Motards. Guerra entre gangues rivais preocupa autoridades

Desacatos em plena luz do dia no Prior Velho são descritos como algo pouco habitual. Investigações procuram identificar participantes e motivos. À partida não houve armas de fogo envolvidas

Os desacatos deste sábado no Prior Velho, alegadamente entre um grupo ligado aos motards Hell’s Angels e o novo grupo de motards de Mário Machado – que estará a ser reconhecido por um clube rival dos Hell’s Angels, os Bandidos –, fizeram soar os alarmes. Fonte oficial da PSP admitiu ao i preocupação com o aumento da crispação entre grupos. 

Para já decorrem investigações ao incidente no restaurante no Prior Velho, a Brasa do Prior, para perceber exatamente quem esteve envolvido e quais as motivações. As investigações estão a cargo da Polícia Judiciária e, ontem, os indivíduos que ficaram feridos, alguns com gravidade, continuavam hospitalizados. A análise das viaturas envolvidas e das armas é uma das componentes do trabalho, mas à partida não foram usadas armas de fogo na agressão.

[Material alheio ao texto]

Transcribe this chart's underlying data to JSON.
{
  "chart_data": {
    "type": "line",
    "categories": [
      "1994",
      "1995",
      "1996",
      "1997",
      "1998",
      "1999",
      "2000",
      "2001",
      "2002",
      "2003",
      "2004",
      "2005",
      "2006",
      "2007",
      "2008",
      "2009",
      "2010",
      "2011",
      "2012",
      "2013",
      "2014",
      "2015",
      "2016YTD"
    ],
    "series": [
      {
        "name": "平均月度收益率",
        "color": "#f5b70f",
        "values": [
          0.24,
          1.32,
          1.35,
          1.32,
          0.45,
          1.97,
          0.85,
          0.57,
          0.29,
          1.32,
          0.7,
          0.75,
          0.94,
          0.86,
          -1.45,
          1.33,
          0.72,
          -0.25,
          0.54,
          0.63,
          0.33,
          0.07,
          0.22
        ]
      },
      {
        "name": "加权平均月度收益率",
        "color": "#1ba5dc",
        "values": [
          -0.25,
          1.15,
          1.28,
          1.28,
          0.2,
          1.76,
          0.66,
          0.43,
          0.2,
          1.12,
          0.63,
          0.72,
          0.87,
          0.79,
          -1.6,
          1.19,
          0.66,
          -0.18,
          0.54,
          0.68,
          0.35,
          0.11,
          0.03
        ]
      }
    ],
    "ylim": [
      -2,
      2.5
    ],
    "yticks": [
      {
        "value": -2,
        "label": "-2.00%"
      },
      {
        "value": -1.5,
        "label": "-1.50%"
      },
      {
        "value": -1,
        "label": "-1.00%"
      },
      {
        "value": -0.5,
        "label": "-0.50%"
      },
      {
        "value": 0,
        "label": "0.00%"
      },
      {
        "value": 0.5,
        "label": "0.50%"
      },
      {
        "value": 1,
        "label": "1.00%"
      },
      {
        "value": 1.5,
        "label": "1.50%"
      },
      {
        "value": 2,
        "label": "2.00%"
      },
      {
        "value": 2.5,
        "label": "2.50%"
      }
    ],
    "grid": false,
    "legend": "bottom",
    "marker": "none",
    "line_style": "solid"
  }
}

A preocupação das autoridades prende-se com o facto de os Hell’s Angels terem uma postura discreta em Portugal, o que não foi o padrão seguido no sábado num incidente que envolveu marretas, facas e barras de ferro e chegou a bloquear a circulação na Rua de Moçambique. Há uma década que não havia um incidente público tão notório atribuído aos Hell’s Angels. Em julho de 2008, o final da Concentração Internacional de Motos de Faro ficou marcado por uma agressão numa esplanada na Fuzeta, em Olhão, na altura também associada a este grupo.

No incidente deste sábado, uma das suspeitas é que as agressões no interior do restaurante terão sido uma resposta dos Hell’s Angels a uma alegada oficialização da presença em Portugal do grupo rival Bandidos, através do clube Red & Gold, iniciado em Portugal pelo ex-dirigente de extrema-direita Frente Nacional e dos Hammerskins.

O facto de entre os feridos no interior do restaurante estar um indivíduo de nacionalidade alemã alegadamente ligado ao movimento a nível internacional pesa nessa tese. “Dos vários gangues de motards que existem a nível mundial e europeu, os Hell’s Angels eram, para já, o único que tinha presença no país. Havendo o reconhecimento de um grupo ligado aos Bandidos, é um desafio à hegemonia dos Hell’s Angels em Portugal”, explicou fonte próxima do caso.

Segundo o i apurou, para já não há um reforço do policiamento na zona do Prior Velho, até porque nada indica que o ataque fosse dirigido ao restaurante em particular ou àquela zona de Lisboa, mas sim a Mário Machado e ao grupo Red & Gold, não obstante o estabelecimento estar ligado a um amigo do ex-dirigente da FN.

“Ninguém me demoverá dos meus objetivos” 

Ao final do dia de sábado, depois do incidente, Mário Machado, que se encontra em liberdade condicional depois de cumprir uma pena de prisão de dez anos por vários crimes – entre os quais o envolvimento na morte de Alcino Monteiro, português com origem cabo-verdiana espancado no Bairro Alto em 1995 –, deixou no ar que as agressões vão ter consequências. “A mim, ninguém me demoverá dos meus objetivos”, disse. “Vão ter notícias em breve. Isto foi uma festa e agora vamos para intervalo”, continuou, apontando a roupa com as cores do Red & Gold.

“Keep calm we’re here to stay!!”, lia-se ontem numa das páginas conotadas com o clube em Portugal. Segundo a TVI, terão sido publicações nas redes sociais a dar conta da “festa do Motorcycling Club que estamos a trazer para Portugal”, marcada para este sábado, a revelar o almoço.

A atuação de alguns membros de grupos de âmbito internacional como é o caso dos Hell’s Angels ou dos Bandidos é encarada como uma forma de controlo territorial, para permitir o domínio de redes ilícitas de tráfico de armas, estupefacientes ou prostituição. Em Portugal tem havido alguma aproximação entre os clubes e claques não oficiais.

Segundo o i apurou, os Hell’s Angels são próximos do grupo 1906 de adeptos do Sporting. E aqui haverá mais um ponto de fricção com Mário Machado, que pertenceu à Juve Leo, com quem tem procurado recentemente melhorar relações.

Quanto à extrema-direita, o Relatório de Segurança Interna de 2015 reconheceu um aumento de ativismo político e social de contestação às políticas migratórias, ressalvando porém que a atividade não se traduzia em ações violentas. Situação semelhante foi descrita no RASI de 2016, divulgado no ano passado.